Abstract
In January 1906, in the turbulent period of 1905–1907, the poet, artist, and social
activist Antoni Lange published in the Warsaw weekly Świat an essay called
“Marzenia warszawskie” (“The Warsaw Dreams”). A several page text, illustrated
with woodcuts by the painter Andrzej Zarzycki, included a spectacular vision of metropolitan
Warsaw of the future: a capital city with many public buildings and modern
infrastructure, a genuine center of Polish national and cultural life. The present essay
analyzes unexamined ideas of Lange in terms of the history of architecture, and
in a double political and social context. “The Warsaw Dreams” was deeply rooted in
the political reality of the former Kingdom of Poland, addressing the issue of liberalization
of the Russian rule during the 1905 revolution.
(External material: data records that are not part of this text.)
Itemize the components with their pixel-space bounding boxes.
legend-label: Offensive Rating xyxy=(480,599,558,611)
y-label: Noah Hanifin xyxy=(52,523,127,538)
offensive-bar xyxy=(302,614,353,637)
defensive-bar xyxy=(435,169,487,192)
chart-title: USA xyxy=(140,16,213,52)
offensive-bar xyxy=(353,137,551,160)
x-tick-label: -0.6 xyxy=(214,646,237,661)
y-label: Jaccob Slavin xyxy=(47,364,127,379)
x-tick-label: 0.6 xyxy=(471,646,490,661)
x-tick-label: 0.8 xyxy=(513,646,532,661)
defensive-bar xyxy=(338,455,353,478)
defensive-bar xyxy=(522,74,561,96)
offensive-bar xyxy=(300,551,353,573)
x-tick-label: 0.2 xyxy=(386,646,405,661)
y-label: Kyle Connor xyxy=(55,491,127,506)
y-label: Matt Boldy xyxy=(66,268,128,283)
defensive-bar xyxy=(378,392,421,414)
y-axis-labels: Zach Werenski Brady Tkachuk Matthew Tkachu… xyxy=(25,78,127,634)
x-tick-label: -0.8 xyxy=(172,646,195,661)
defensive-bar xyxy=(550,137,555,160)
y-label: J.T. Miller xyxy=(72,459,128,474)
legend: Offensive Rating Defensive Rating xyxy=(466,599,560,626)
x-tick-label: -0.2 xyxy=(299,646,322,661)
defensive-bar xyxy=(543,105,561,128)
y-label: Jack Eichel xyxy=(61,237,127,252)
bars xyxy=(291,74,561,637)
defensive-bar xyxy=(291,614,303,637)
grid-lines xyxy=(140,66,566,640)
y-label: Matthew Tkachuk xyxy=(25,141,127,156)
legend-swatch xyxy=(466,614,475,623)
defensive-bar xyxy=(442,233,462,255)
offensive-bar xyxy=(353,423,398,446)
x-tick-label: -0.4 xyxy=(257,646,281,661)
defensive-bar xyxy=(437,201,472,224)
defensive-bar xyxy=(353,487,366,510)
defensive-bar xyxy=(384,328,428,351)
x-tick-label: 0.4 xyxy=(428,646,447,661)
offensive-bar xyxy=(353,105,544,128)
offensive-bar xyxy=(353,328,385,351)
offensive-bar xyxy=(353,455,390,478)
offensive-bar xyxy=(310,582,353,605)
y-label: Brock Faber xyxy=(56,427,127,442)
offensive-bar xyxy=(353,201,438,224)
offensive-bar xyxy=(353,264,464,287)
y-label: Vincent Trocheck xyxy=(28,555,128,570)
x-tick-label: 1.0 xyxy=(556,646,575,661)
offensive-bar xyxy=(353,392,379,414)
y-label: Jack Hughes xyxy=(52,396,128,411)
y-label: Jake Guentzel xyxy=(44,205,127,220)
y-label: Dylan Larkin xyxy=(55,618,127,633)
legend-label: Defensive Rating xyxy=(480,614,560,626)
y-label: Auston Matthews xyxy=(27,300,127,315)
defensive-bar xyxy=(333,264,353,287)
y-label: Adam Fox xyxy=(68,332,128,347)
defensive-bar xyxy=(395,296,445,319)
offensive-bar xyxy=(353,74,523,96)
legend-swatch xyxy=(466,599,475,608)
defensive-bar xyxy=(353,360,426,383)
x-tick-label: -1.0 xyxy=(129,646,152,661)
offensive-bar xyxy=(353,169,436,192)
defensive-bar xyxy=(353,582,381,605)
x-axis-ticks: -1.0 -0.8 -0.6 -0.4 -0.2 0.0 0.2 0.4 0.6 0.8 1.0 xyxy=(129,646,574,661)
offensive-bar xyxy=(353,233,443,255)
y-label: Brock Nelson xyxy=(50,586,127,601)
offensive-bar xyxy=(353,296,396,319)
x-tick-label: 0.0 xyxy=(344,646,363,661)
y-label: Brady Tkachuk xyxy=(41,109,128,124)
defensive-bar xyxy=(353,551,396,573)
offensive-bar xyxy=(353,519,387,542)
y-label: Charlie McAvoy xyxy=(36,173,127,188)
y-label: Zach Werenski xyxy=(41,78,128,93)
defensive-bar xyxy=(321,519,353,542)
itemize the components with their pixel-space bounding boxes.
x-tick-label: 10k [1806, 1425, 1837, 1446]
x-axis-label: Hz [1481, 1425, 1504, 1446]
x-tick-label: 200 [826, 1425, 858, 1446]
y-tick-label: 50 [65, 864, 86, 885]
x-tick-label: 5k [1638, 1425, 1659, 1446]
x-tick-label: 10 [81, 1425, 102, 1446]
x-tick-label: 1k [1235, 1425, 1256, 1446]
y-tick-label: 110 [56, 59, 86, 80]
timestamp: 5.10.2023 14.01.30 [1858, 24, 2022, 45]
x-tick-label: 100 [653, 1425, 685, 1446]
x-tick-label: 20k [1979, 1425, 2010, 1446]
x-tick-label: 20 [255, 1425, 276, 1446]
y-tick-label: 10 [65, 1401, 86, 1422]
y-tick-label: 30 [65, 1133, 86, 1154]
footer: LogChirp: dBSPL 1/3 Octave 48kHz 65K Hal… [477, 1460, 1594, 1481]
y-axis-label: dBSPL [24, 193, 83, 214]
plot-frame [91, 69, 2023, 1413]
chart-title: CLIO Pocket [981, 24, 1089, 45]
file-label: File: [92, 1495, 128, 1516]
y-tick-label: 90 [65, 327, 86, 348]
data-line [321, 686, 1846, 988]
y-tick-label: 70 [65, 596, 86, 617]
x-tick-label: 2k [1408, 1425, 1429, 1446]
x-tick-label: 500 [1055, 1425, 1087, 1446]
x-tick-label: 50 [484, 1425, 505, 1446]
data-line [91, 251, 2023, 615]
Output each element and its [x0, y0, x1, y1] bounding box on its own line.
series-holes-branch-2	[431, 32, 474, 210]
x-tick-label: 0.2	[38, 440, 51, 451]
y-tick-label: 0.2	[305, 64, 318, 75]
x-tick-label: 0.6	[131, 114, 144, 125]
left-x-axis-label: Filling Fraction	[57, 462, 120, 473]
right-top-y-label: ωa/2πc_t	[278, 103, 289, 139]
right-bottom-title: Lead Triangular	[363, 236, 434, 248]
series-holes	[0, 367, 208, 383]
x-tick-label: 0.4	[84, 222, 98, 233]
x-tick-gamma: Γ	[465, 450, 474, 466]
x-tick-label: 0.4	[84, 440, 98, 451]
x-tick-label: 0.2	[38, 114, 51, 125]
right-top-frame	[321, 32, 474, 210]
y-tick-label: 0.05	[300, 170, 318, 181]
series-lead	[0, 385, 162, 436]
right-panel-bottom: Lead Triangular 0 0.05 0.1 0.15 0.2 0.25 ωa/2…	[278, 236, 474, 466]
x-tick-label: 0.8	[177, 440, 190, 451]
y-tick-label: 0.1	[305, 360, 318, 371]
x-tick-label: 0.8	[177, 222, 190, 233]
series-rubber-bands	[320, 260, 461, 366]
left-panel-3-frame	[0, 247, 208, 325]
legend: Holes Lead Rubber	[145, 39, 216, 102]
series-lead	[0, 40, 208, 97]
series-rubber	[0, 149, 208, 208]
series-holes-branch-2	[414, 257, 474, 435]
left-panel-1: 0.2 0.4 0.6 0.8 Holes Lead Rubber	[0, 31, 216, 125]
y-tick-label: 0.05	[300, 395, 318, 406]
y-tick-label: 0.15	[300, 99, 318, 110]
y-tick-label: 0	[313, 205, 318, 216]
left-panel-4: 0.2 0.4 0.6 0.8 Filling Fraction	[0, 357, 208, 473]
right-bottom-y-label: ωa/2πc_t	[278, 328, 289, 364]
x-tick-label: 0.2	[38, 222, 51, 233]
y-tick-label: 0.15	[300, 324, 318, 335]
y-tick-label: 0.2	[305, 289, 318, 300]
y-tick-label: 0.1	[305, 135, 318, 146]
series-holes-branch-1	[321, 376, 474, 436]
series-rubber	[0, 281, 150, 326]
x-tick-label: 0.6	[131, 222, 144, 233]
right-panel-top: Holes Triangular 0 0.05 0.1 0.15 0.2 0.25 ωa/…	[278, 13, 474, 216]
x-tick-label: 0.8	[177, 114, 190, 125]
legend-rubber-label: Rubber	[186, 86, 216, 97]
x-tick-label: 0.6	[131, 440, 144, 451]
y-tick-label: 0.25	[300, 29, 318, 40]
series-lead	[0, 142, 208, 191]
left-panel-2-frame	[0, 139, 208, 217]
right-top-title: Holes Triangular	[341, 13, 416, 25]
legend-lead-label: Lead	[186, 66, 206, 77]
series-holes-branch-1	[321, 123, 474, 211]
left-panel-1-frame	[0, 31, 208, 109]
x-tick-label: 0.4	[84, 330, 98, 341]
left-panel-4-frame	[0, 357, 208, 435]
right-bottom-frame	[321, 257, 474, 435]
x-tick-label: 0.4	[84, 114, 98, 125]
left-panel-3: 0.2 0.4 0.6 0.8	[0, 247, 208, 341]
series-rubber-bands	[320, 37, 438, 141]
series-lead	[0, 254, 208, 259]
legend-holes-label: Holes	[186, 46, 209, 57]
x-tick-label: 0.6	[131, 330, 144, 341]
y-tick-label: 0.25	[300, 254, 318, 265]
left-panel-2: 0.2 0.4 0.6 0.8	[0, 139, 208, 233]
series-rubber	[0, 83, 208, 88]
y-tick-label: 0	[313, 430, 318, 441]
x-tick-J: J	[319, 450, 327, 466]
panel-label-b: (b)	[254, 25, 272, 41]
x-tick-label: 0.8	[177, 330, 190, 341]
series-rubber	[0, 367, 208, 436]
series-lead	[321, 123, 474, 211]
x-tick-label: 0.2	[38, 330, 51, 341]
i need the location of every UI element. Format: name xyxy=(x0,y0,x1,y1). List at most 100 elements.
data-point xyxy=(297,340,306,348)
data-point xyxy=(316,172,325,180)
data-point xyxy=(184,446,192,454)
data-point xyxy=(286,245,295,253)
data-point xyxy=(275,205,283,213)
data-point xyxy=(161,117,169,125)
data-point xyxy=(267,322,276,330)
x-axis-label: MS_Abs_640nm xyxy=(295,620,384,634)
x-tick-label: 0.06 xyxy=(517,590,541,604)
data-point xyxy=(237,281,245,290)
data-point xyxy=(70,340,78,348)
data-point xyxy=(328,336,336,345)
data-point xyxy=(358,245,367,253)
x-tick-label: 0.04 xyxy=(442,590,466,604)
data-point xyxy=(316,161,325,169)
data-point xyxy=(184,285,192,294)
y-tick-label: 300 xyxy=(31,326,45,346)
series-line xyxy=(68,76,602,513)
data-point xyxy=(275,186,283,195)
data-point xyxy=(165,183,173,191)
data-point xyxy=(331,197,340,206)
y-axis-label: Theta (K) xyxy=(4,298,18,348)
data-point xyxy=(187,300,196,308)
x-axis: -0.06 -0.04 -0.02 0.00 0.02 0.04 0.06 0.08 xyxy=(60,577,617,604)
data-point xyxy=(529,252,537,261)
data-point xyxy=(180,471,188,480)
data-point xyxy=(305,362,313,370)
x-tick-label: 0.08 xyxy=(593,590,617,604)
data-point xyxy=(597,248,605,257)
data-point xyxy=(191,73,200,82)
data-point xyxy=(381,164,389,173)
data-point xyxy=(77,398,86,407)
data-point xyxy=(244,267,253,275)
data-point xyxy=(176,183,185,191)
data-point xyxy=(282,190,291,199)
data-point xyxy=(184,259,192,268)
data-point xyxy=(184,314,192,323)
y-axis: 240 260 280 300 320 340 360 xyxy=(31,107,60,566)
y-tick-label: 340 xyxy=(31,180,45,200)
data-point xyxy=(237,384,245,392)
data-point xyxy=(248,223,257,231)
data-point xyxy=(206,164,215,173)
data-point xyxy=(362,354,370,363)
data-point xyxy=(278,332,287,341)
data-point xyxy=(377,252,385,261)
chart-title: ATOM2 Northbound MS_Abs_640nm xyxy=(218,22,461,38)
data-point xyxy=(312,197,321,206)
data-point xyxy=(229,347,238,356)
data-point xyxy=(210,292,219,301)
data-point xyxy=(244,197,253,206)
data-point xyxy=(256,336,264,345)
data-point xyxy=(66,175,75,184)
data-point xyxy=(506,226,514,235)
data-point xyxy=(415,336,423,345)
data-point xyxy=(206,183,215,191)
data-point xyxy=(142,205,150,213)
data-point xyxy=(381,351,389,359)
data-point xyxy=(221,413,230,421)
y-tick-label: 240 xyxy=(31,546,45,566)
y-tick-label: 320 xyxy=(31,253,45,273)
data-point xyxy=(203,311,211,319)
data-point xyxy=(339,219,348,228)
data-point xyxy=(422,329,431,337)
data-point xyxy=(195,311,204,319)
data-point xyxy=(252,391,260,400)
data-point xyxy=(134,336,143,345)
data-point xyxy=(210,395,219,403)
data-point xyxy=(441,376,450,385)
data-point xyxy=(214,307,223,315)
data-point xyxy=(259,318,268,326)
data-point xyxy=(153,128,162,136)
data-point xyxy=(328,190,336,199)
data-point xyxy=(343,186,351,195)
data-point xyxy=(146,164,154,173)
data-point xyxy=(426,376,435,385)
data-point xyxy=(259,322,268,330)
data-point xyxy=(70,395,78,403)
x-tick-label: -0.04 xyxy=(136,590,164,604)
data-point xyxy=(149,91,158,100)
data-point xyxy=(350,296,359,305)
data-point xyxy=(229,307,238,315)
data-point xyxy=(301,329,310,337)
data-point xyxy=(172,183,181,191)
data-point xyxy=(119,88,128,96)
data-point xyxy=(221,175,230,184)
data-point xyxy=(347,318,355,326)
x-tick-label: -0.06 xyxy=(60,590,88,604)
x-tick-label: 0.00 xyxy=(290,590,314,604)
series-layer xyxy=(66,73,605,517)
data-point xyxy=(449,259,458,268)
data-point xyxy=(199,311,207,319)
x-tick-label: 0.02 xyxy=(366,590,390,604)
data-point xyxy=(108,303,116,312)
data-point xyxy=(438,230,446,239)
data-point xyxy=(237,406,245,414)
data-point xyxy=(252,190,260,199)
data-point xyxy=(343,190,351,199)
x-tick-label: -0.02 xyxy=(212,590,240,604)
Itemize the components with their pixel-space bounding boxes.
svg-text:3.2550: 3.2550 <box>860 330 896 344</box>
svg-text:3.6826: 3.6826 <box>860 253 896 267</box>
Using the vocabulary of urban
planning and making a list of changes in the city’s architecture, Lange articulated
a vision of the future space of Warsaw as a Polish metropolis of modernity, administered
independently of Russia. In his essays he proposed to extend the city limits and
remove its fortifications as well as introduce local government with significant prerogatives
as an instrument of Warsaw’s great transformation – its aestheticization
and construction of public buildings, such as national government edifices, schools,
and cultural centers. The authors argue that by describing public architecture of the
future Warsaw as a “dream” full of copies of well-known European architectural monuments
from Venice, Prague, and Cracow, Lange created a comprehensive political
project of autonomy of the Kingdom of Poland in the Russian empire. “The Warsaw
Dreams” originally combined together architecture and politics, urban space and the
problems of Polish modernization, and the discourses of nationalism and socialism.
Lange’s visionary proposal from 1906 is of the most imaginative responses to the
challenges of the development of Warsaw at the turn of the 20th century in the context
of Polish political and social problems of those times.